Set in Tamilnadu, India, 'Our Family' brings together excerpts from Nirvanam, a one-person performance, by Pritham K. Chakravarthy and a family of three generations of trans-gendered female subjects. Aasha, Seetha and Dhana, who are bound together by ties of adoption, belong to the community called Aravanis (aka Hijras, in some parts of India). Aasha Bharathi, the grandmother, is the president of the Tamilnadu Aravanigal Association, Chennai. Seetha, the daughter lives with her male partner Selvam, in Coimbatore.

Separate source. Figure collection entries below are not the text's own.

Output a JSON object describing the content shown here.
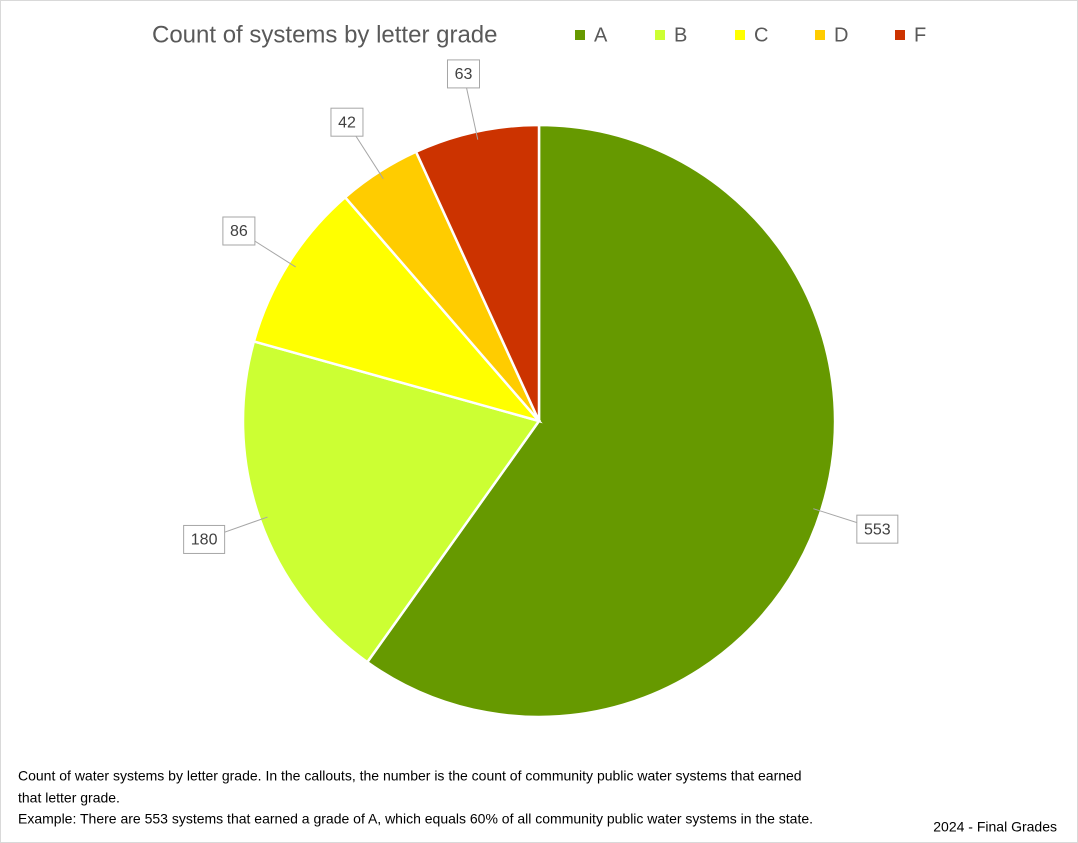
{
  "chart_data": {
    "type": "pie",
    "title": "Count of systems by letter grade",
    "categories": [
      "A",
      "B",
      "C",
      "D",
      "F"
    ],
    "values": [
      553,
      180,
      86,
      42,
      63
    ],
    "colors": [
      "#669900",
      "#ccff33",
      "#ffff00",
      "#ffcc00",
      "#cc3300"
    ],
    "legend": "top",
    "notes": [
      "Count of water systems by letter grade. In the callouts, the number is the count of community public water systems that earned",
      "that letter grade.",
      "Example: There are 553 systems that earned a grade of A, which equals 60% of all community public water systems in the state."
    ],
    "footer": "2024 - Final Grades"
  }
}
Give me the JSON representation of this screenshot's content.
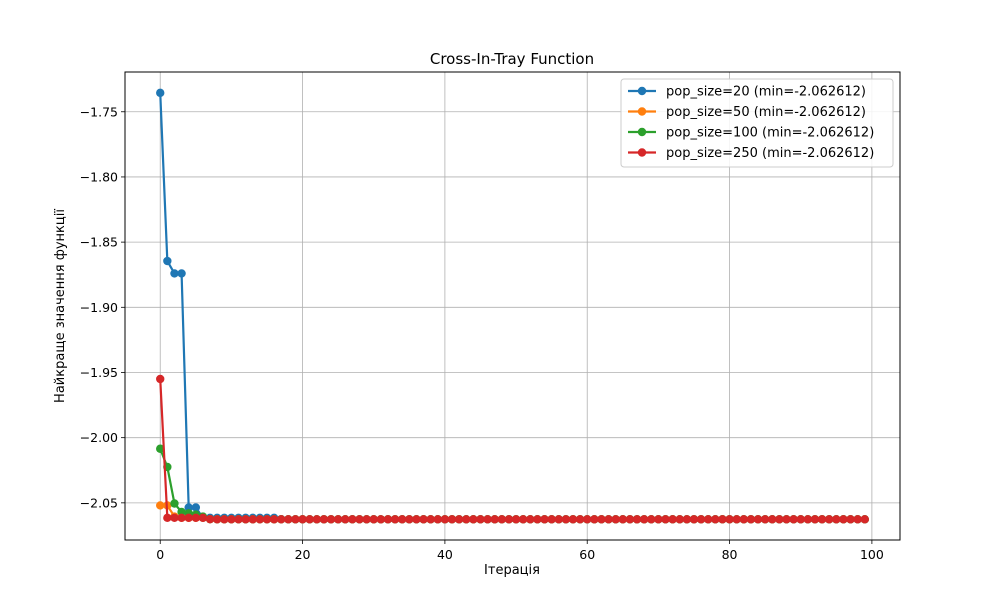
{
  "chart_data": {
    "type": "line",
    "title": "Cross-In-Tray Function",
    "xlabel": "Ітерація",
    "ylabel": "Найкраще значення функції",
    "xlim": [
      -4.95,
      103.95
    ],
    "ylim": [
      -2.0785,
      -1.7195
    ],
    "xticks": [
      0,
      20,
      40,
      60,
      80,
      100
    ],
    "xtick_labels": [
      "0",
      "20",
      "40",
      "60",
      "80",
      "100"
    ],
    "yticks": [
      -1.75,
      -1.8,
      -1.85,
      -1.9,
      -1.95,
      -2.0,
      -2.05
    ],
    "ytick_labels": [
      "−1.75",
      "−1.80",
      "−1.85",
      "−1.90",
      "−1.95",
      "−2.00",
      "−2.05"
    ],
    "grid": true,
    "legend_position": "top-right",
    "final_value": -2.062612,
    "series": [
      {
        "name": "pop_size=20 (min=-2.062612)",
        "color": "#1f77b4",
        "head": [
          -1.7355,
          -1.8645,
          -1.874,
          -1.874,
          -2.0535,
          -2.0535,
          -2.0615,
          -2.0615,
          -2.0615,
          -2.0615,
          -2.0615,
          -2.0615,
          -2.0615,
          -2.0615,
          -2.0615,
          -2.0615,
          -2.0615,
          -2.0625
        ]
      },
      {
        "name": "pop_size=50 (min=-2.062612)",
        "color": "#ff7f0e",
        "head": [
          -2.052,
          -2.052,
          -2.0605,
          -2.0615,
          -2.0615,
          -2.0615,
          -2.0615,
          -2.0625
        ]
      },
      {
        "name": "pop_size=100 (min=-2.062612)",
        "color": "#2ca02c",
        "head": [
          -2.0085,
          -2.0225,
          -2.0505,
          -2.057,
          -2.058,
          -2.059,
          -2.0605,
          -2.0625
        ]
      },
      {
        "name": "pop_size=250 (min=-2.062612)",
        "color": "#d62728",
        "head": [
          -1.955,
          -2.0615,
          -2.0615,
          -2.0615,
          -2.0615,
          -2.0615,
          -2.0615,
          -2.0625
        ]
      }
    ],
    "n_points": 100
  }
}
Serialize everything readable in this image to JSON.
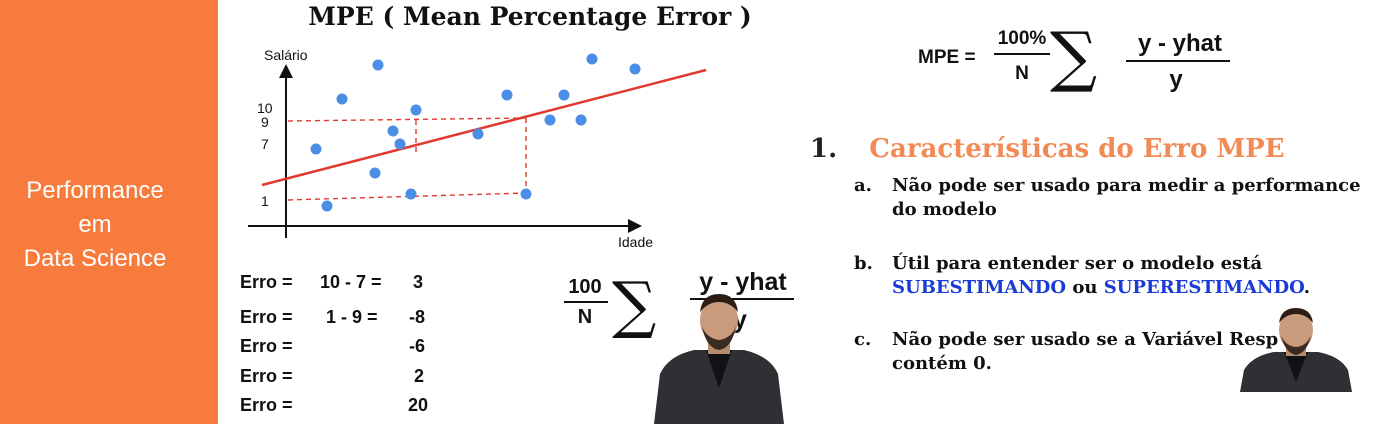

Dhana, Seetha's adopted daughter also lives with her and shuttles between her adopted and her natal families.
The film juxtaposes the 'normality' of their existence with the dark and powerful narrative by Pritham- 'Nirvanam'; Nirvanam (Liberation) refers to the act of liberating oneself from the male body and transforming oneself to a female. This narrative bears witness to the tumultuous journey towards a reinvented selfhood, a journey fraught with violence, exploitation, affection and courage. The pains, pleasures and dilemmas of becoming the 'other' is the motif of the film. Weaving together performance, life histories and everyday life, it problematises the divides between 'us' and 'them'.